Residenti all’estero, benefici ridotti

Benefici fiscali limitati per i residenti all’estero. Sono obbligati a pagare solo la metà dell’Imu dovuta su un immobile posseduto in Italia, nella qualità di proprietari o usufruttuari, purché abbiano lo status di pensionati nei paesi di residenza. Il beneficio fiscale è concesso a coloro che abbiano maturato una pensione in stati esteri in regime di convenzione internazionale con l’Italia. La riduzione dell’imposta municipale si applica a un solo immobile purché non locato o dato in comodato. 
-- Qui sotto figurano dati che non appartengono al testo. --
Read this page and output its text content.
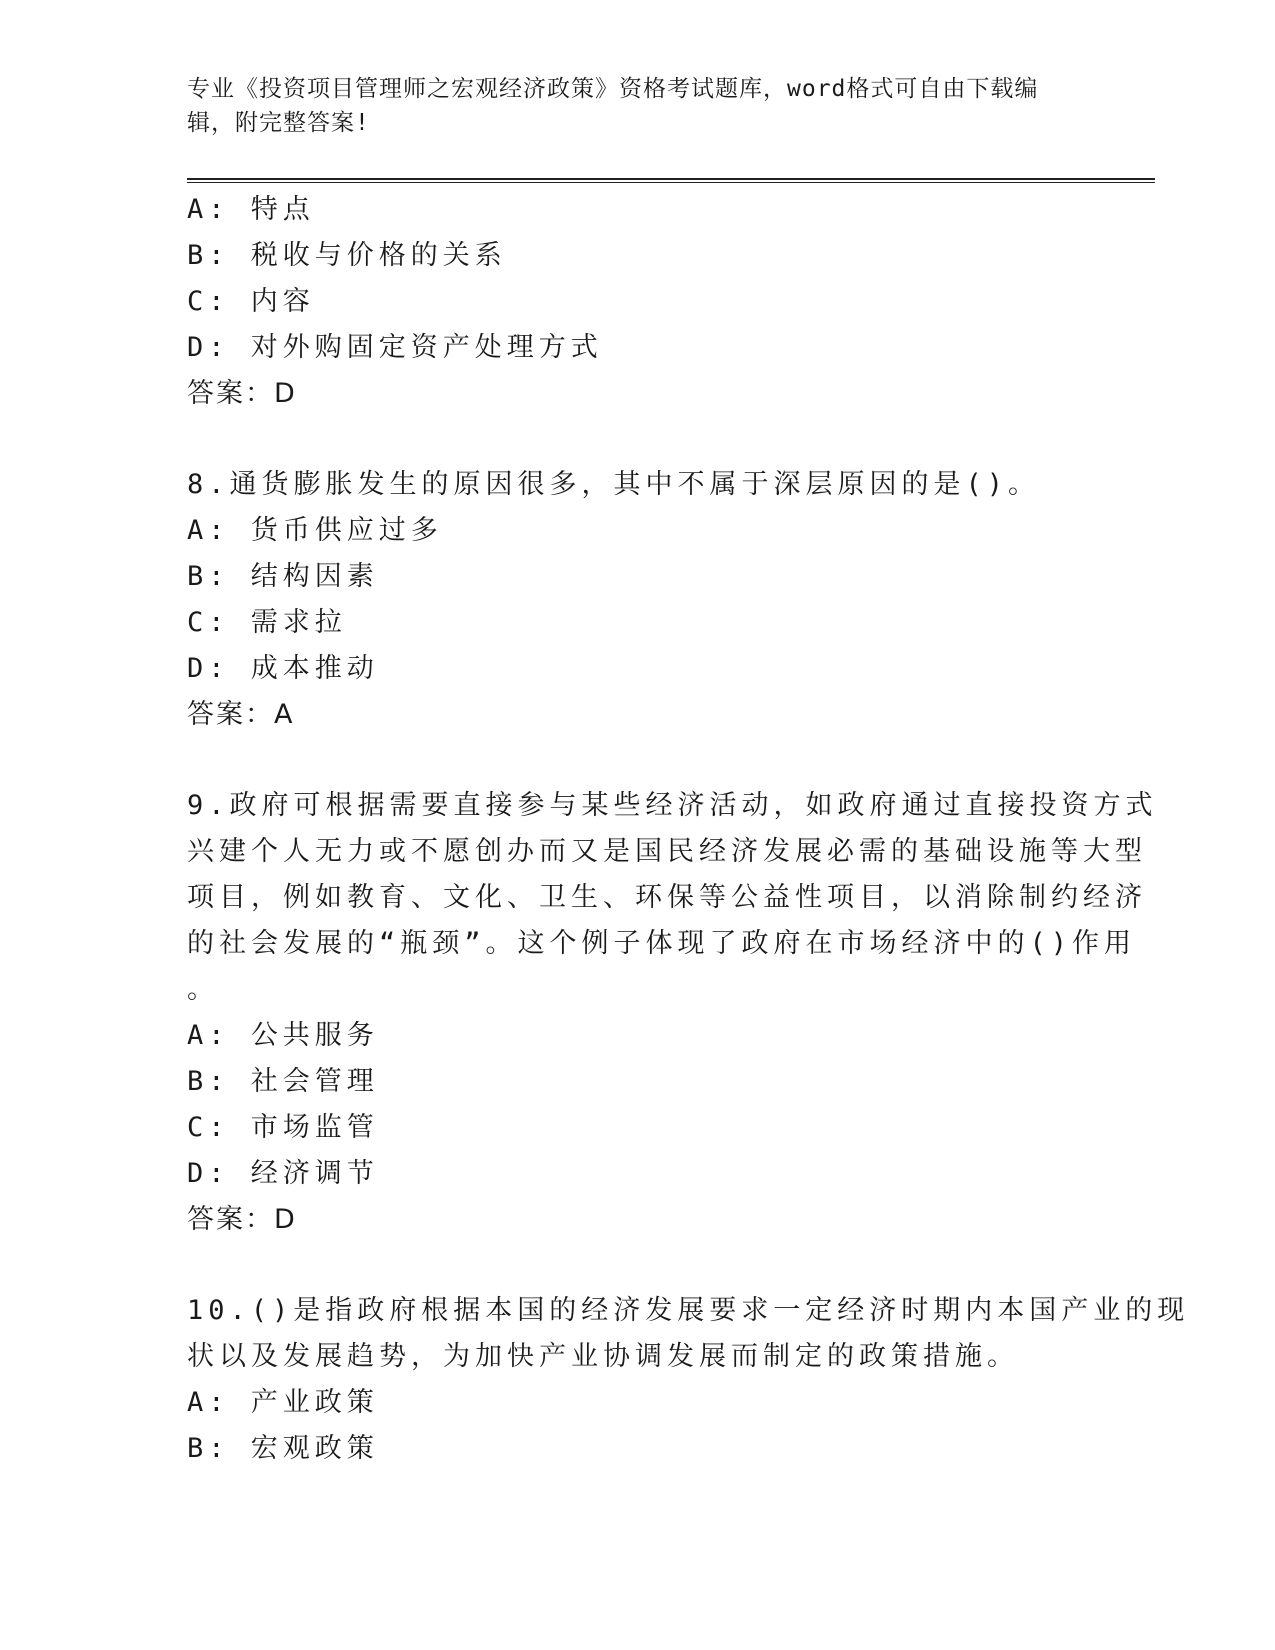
专业《投资项目管理师之宏观经济政策》资格考试题库，word格式可自由下载编辑，附完整答案!
A: 特点
B: 税收与价格的关系
C: 内容
D: 对外购固定资产处理方式
答案：D
8.通货膨胀发生的原因很多，其中不属于深层原因的是()。
A: 货币供应过多
B: 结构因素
C: 需求拉
D: 成本推动
答案：A
9.政府可根据需要直接参与某些经济活动，如政府通过直接投资方式
兴建个人无力或不愿创办而又是国民经济发展必需的基础设施等大型
项目，例如教育、文化、卫生、环保等公益性项目，以消除制约经济
的社会发展的“瓶颈”。这个例子体现了政府在市场经济中的()作用
。
A: 公共服务
B: 社会管理
C: 市场监管
D: 经济调节
答案：D
10.()是指政府根据本国的经济发展要求一定经济时期内本国产业的现
状以及发展趋势，为加快产业协调发展而制定的政策措施。
A: 产业政策
B: 宏观政策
L’articolo 1, comma 48, della manovra di bilancio 2021 (legge 178/2020) riconosce da quest’anno un trattamento agevolato per i pensionati residenti all’estero, sebbene diverso rispetto a quanto stabilito in passato. La riduzione spetta per una sola unità immobiliare a uso abitativo, non locata o data in comodato d’uso, posseduta in Italia a titolo di proprietà o usufrutto. L’agevolazione, ex lege, è destinata ai titolari di pensione maturata in regime di convenzione internazionale con l’Italia, «residenti in uno Stato di assicurazione diverso dall’Italia». In presenza dei requisiti l’Imu «è applicata nella misura della metà». Mentre negli anni pregressi agli stessi soggetti beneficiari era stata riconosciuta l’esenzione Imu, adesso devono accontentarsi di una riduzione al 50% del tributo dovuto. Va ricordato che ai comuni è stato sottratto del tutto il potere di assimilare all’abitazione principale gli immobili posseduti dai residenti all’estero. La riduzione è circoscritta solo a coloro che risultino pensionati nei rispettivi paesi di residenza. Per esempio, se un contribuente risiede all’estero e percepisce una pensione erogata dallo stato italiano non ha diritto a fruirne. Mancano, però, nella norma attributiva del trattamento agevolato le indicazioni di dettaglio in ordine alle modalità di scelta dell’unità immobiliare su cui va calcolata la riduzione. Al riguardo può essere richiamata una vecchia risoluzione ministeriale (10/2015), con la quale il dipartimento delle finanze del ministero dell’Economia ha chiarito che i residenti all’estero, che possiedono più di un immobile in Italia, hanno la facoltà di scegliere quale unità immobiliare può fruire del beneficio. In mancanza di regole ad hoc in ordine all’individuazione dell’immobile, è stato ritenuto che la scelta possa essere effettuata direttamente dall’interessato.